Greg MacGillivray is one of the world’s foremost producers and directors of giant-screen films with a film career that spans more than 40 years.  He is President of MacGillivray Freeman Films and Chairman of the non-profit MacGillivray Freeman Films Educational Foundation, a public charity.  With more than 30 giant-screen films to his credit, Greg has shot more 70mm film than anyone in cinema history—more than two million feet.  His California-based company has been dedicated to the giant-screen motion picture format since the production of his first IMAX® Theatre film, To Fly!, in 1976.  Twenty years later, To Fly! was selected by the Library of Congress for inclusion in the National Film Archives as one of the most important films in the first 100 years of American filmmaking. Early in his filmmaking career, Greg worked in Hollywood, directing and photographing for Stanley Kubrick on The Shining and filming for the Oscar®-nominated Jonathan Livingston Seagull and the Oscar-winning Sentinels of Silence.  Greg received his own first Academy Award® nomination in 1995 for his ocean classic, The Living Sea, which was nominated for Best Documentary Short Subject.  He was nominated a second time in the same category for Dolphins in 2000.  In 1998, his blockbuster film Everest achieved unprecedented critical acclaim and box office success and is currently the highest grossing IMAX Theatre film in history.  Greg is the only producer to have three films—To Fly!, The Living Sea and Everest—inducted into the IMAX Hall of Fame.

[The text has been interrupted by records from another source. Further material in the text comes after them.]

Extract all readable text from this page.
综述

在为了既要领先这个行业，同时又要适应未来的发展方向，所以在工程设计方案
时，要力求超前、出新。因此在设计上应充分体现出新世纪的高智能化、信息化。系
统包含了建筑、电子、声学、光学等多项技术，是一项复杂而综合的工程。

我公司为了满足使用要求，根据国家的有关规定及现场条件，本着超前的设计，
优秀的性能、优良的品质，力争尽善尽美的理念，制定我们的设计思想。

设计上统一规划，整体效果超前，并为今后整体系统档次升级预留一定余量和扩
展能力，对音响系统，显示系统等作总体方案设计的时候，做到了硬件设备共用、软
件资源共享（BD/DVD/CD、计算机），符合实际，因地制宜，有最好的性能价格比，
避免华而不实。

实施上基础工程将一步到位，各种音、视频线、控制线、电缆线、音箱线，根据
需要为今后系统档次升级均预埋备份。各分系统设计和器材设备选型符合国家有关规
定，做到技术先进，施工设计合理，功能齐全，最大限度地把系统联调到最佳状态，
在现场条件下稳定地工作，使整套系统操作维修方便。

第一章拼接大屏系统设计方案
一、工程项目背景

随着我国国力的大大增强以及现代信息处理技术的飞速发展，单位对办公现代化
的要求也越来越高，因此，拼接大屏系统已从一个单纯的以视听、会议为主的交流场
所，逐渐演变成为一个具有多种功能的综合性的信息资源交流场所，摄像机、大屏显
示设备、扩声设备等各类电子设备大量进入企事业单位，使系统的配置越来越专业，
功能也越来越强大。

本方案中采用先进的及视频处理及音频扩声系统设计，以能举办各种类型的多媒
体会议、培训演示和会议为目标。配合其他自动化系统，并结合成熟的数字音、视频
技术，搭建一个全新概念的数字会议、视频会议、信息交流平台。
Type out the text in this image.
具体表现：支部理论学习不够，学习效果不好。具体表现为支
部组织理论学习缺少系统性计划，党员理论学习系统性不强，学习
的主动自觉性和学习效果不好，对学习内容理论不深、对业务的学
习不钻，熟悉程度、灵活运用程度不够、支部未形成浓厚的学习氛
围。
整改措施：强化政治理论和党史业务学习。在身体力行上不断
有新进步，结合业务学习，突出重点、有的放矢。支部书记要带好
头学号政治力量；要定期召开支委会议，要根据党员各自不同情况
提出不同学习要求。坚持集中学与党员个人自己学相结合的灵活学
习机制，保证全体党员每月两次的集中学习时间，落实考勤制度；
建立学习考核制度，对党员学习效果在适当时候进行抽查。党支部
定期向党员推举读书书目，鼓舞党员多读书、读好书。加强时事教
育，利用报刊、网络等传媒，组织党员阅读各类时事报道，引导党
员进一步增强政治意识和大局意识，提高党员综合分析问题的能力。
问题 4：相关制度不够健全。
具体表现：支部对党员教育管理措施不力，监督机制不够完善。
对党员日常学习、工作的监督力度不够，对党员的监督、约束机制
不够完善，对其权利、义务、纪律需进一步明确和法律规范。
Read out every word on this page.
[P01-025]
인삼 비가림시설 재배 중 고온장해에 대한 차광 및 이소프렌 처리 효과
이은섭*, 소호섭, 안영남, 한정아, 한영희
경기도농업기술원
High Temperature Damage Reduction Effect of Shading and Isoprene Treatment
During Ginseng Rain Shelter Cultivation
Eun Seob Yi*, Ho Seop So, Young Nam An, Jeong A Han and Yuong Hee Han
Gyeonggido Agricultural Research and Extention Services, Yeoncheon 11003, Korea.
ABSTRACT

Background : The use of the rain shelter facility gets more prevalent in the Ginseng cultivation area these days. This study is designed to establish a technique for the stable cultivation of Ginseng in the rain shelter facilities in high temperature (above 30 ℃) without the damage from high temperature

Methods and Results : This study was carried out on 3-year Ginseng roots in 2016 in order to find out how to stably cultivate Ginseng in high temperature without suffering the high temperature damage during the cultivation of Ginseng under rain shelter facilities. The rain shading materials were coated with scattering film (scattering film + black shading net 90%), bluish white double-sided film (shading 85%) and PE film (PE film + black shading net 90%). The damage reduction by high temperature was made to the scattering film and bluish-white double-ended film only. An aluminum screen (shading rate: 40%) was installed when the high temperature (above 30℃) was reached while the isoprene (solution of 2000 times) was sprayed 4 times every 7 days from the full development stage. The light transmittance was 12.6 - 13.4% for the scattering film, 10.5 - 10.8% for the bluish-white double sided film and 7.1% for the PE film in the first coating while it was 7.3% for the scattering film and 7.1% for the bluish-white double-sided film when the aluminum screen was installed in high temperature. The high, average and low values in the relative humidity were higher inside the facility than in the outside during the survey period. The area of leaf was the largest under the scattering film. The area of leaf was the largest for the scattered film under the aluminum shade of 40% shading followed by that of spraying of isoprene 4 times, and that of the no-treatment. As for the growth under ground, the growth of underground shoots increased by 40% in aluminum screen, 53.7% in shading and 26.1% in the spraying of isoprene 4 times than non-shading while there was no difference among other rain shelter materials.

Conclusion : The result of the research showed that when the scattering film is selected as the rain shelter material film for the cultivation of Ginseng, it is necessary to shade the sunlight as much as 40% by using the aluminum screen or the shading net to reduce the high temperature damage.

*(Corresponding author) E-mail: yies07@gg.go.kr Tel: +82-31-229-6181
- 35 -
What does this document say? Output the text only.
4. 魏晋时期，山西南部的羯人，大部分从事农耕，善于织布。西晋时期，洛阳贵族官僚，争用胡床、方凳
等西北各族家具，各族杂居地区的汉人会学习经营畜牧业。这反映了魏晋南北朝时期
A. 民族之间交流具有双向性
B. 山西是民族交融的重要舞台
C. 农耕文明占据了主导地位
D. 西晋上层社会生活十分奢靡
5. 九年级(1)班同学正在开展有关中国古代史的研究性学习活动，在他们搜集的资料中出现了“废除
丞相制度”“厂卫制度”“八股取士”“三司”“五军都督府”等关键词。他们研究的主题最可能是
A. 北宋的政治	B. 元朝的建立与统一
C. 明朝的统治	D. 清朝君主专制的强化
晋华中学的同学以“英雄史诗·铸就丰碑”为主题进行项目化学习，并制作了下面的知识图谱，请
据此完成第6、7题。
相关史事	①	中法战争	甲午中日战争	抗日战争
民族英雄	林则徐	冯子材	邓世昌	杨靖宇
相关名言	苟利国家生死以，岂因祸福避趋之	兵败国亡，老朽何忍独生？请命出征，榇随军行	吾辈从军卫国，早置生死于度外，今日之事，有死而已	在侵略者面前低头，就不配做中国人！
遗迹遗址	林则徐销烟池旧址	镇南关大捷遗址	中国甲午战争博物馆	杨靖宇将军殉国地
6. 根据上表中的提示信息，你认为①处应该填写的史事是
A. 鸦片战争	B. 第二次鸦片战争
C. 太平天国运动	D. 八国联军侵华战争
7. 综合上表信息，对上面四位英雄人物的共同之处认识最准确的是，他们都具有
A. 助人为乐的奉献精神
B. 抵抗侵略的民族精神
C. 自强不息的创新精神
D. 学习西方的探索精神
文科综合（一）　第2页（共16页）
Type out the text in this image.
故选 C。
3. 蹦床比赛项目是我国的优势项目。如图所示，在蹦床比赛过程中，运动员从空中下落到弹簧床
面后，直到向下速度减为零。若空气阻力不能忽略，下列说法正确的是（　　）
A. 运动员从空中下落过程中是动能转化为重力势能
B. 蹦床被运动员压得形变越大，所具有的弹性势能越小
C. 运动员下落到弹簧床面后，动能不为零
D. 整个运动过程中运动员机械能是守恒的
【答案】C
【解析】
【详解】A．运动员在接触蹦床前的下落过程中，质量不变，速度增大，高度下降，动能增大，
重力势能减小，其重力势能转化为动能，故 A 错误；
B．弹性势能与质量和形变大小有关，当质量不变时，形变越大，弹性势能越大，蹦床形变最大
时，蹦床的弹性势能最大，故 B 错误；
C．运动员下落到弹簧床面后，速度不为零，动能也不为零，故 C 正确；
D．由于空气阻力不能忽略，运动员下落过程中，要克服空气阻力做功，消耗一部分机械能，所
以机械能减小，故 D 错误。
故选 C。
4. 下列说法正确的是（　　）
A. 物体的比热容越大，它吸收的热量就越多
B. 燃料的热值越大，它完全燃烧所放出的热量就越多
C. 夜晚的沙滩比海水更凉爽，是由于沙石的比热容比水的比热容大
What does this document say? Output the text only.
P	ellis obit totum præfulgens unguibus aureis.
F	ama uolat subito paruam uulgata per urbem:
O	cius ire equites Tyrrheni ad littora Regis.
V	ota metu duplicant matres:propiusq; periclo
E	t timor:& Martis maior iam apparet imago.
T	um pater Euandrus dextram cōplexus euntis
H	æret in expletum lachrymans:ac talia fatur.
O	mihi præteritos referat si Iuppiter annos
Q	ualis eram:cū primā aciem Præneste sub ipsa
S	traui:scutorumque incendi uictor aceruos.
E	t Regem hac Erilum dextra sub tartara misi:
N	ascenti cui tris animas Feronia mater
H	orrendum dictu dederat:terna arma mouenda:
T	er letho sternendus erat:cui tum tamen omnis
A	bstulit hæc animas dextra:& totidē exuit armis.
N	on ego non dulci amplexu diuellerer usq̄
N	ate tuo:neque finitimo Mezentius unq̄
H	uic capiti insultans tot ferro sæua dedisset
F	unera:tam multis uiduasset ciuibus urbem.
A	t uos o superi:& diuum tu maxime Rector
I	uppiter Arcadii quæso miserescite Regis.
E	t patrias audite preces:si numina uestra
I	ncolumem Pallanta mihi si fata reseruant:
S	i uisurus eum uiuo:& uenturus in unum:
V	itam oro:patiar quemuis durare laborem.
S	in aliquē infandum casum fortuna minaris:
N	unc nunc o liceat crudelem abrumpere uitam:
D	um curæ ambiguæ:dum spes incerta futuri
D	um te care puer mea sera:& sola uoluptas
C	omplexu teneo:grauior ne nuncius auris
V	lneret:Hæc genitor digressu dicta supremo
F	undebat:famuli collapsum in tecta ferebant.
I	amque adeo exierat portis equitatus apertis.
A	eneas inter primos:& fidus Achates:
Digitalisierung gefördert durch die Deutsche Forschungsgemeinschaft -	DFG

Greg MacGillivray is well-known in the industry for his artistic and technical innovations in the giant-screen format.  He initiated the development of three cameras for the IMAX format—the high-speed (slow-motion) camera, the industry’s first lightweight camera, and the “all-weather” camera used during filming on Mt. Everest.    In 2002, the Giant Screen Theater Association recognized Greg as one of five of the most important contributors to the success of the large format industry over the last twenty-five years. Later that year, MacGillivray accepted the Bradford Washburn Award, the highest honor bestowed by the Museum of Science, Boston, for his contribution to science education, where he joined an illustrious group of previous honorees that includes Jacques Cousteau, Walter Cronkite, Sylvia Earle, Jane Goodall and Carl Sagan. In 2004, Greg and his wife Barbara founded the MacGillivray Freeman Films Educational Foundation, a non-profit 501© (3) public charity whose aim is to contribute to the conservation of our natural and cultural heritage through giant-screen films and companion educational programming.  Greg’s personal mission is to produce at least 10 films that promote ocean and freshwater conservation. Six of the films have already been released, earning two Academy Award nominations and great critical acclaim.